Кэндзи ничего не ответил. Он лежал и слушал, как затихает барак. Кто-то ворочался, кто-то вздыхал. Кто-то, кажется, молился — тихий, едва различимый шёпот в дальнем углу. Миура, парень с фотографией жены и дочери, сидел на своей койке и держал в руках маленький карточный снимок, вглядываясь в него, как в окно, за которым — другой мир.
Кэндзи вынул из кармана двух журавликов. Положил их на грудь. Они лежали, невесомые, бумажные, хрупкие — два маленьких обещания, что где-то есть место, где его ждут.
Первая неделя на базе была адом.
Нет — ад был бы понятнее. Ад был бы честнее. В аду, по крайней мере, знаешь, за что страдаешь. На базе Курэ страдание было безличным, механическим, встроенным в распорядок дня, как шестерёнка в часовой механизм.
Подъём в пять.
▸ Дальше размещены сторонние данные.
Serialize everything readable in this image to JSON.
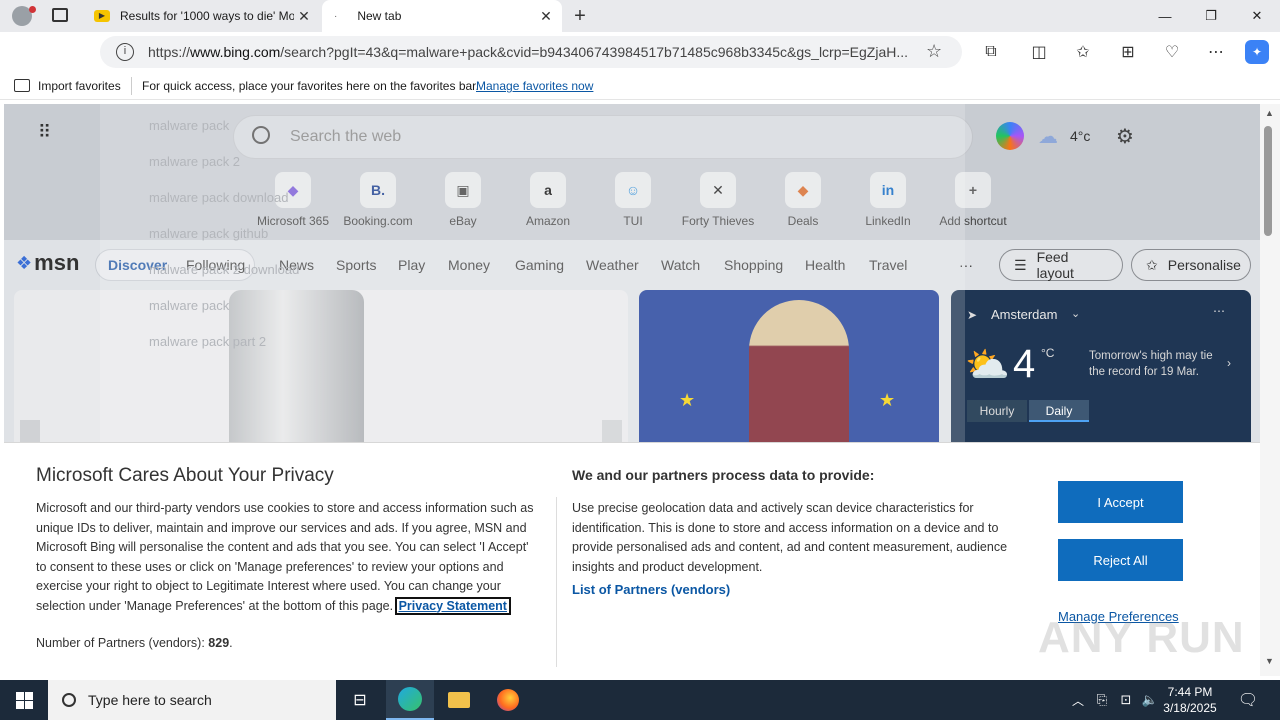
{
  "browser": {
    "tabs": [
      {
        "title": "Results for '1000 ways to die' Mo",
        "active": false
      },
      {
        "title": "New tab",
        "active": true
      }
    ],
    "url_prefix": "https://",
    "url_host": "www.bing.com",
    "url_rest": "/search?pgIt=43&q=malware+pack&cvid=b943406743984517b71485c968b3345c&gs_lcrp=EgZjaH...",
    "favorites": {
      "import_label": "Import favorites",
      "hint": "For quick access, place your favorites here on the favorites bar.",
      "manage_link": "Manage favorites now"
    }
  },
  "msn": {
    "search_placeholder": "Search the web",
    "temperature": "4°c",
    "shortcuts": [
      {
        "label": "Microsoft 365",
        "glyph": "◆",
        "color": "#7b5cd6"
      },
      {
        "label": "Booking.com",
        "glyph": "B.",
        "color": "#1b3f8f"
      },
      {
        "label": "eBay",
        "glyph": "▣",
        "color": "#444"
      },
      {
        "label": "Amazon",
        "glyph": "a",
        "color": "#111"
      },
      {
        "label": "TUI",
        "glyph": "☺",
        "color": "#2a8cd6"
      },
      {
        "label": "Forty Thieves",
        "glyph": "✕",
        "color": "#222"
      },
      {
        "label": "Deals",
        "glyph": "◆",
        "color": "#d66a2a"
      },
      {
        "label": "LinkedIn",
        "glyph": "in",
        "color": "#0a66c2"
      },
      {
        "label": "Add shortcut",
        "glyph": "+",
        "color": "#666"
      }
    ],
    "logo": "msn",
    "nav": [
      "Discover",
      "Following",
      "News",
      "Sports",
      "Play",
      "Money",
      "Gaming",
      "Weather",
      "Watch",
      "Shopping",
      "Health",
      "Travel"
    ],
    "more": "···",
    "feed_layout": "Feed layout",
    "personalise": "Personalise",
    "weather": {
      "city": "Amsterdam",
      "temp": "4",
      "unit": "°C",
      "note": "Tomorrow's high may tie the record for 19 Mar.",
      "tab_hourly": "Hourly",
      "tab_daily": "Daily"
    }
  },
  "ghost_suggestions": [
    "malware pack",
    "malware pack 2",
    "malware pack download",
    "malware pack github",
    "malware pack 2 download",
    "malware pack",
    "malware pack part 2"
  ],
  "privacy": {
    "title": "Microsoft Cares About Your Privacy",
    "body": "Microsoft and our third-party vendors use cookies to store and access information such as unique IDs to deliver, maintain and improve our services and ads. If you agree, MSN and Microsoft Bing will personalise the content and ads that you see. You can select 'I Accept' to consent to these uses or click on 'Manage preferences' to review your options and exercise your right to object to Legitimate Interest where used.  You can change your selection under 'Manage Preferences' at the bottom of this page.",
    "privacy_link": "Privacy Statement",
    "partners_label": "Number of Partners (vendors):",
    "partners_count": "829",
    "right_title": "We and our partners process data to provide:",
    "right_body": "Use precise geolocation data and actively scan device characteristics for identification. This is done to store and access information on a device and to provide personalised ads and content, ad and content measurement, audience insights and product development.",
    "vendors_link": "List of Partners (vendors)",
    "accept": "I Accept",
    "reject": "Reject All",
    "manage": "Manage Preferences"
  },
  "watermark": "ANY RUN",
  "taskbar": {
    "search_placeholder": "Type here to search",
    "time": "7:44 PM",
    "date": "3/18/2025"
  },
  "colors": {
    "accent": "#0f6cbd",
    "link": "#0b57a4",
    "taskbar": "#1c2a3a"
  }
}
Построение на плацу. Перекличка. Физическая подготовка: бег, отжимания, приседания, подтягивания — до тех пор, пока руки не перестанут сгибаться и ноги не станут подламываться, как у новорождённого телёнка. Потом — завтрак: рис, мисо-суп, кусок маринованной сливы. Рис был настоящий — белый, рассыпчатый, и его было достаточно. Отец был прав: в армии кормили лучше, чем на гражданке. Эта мысль вызывала стыд, который Кэндзи не мог объяснить.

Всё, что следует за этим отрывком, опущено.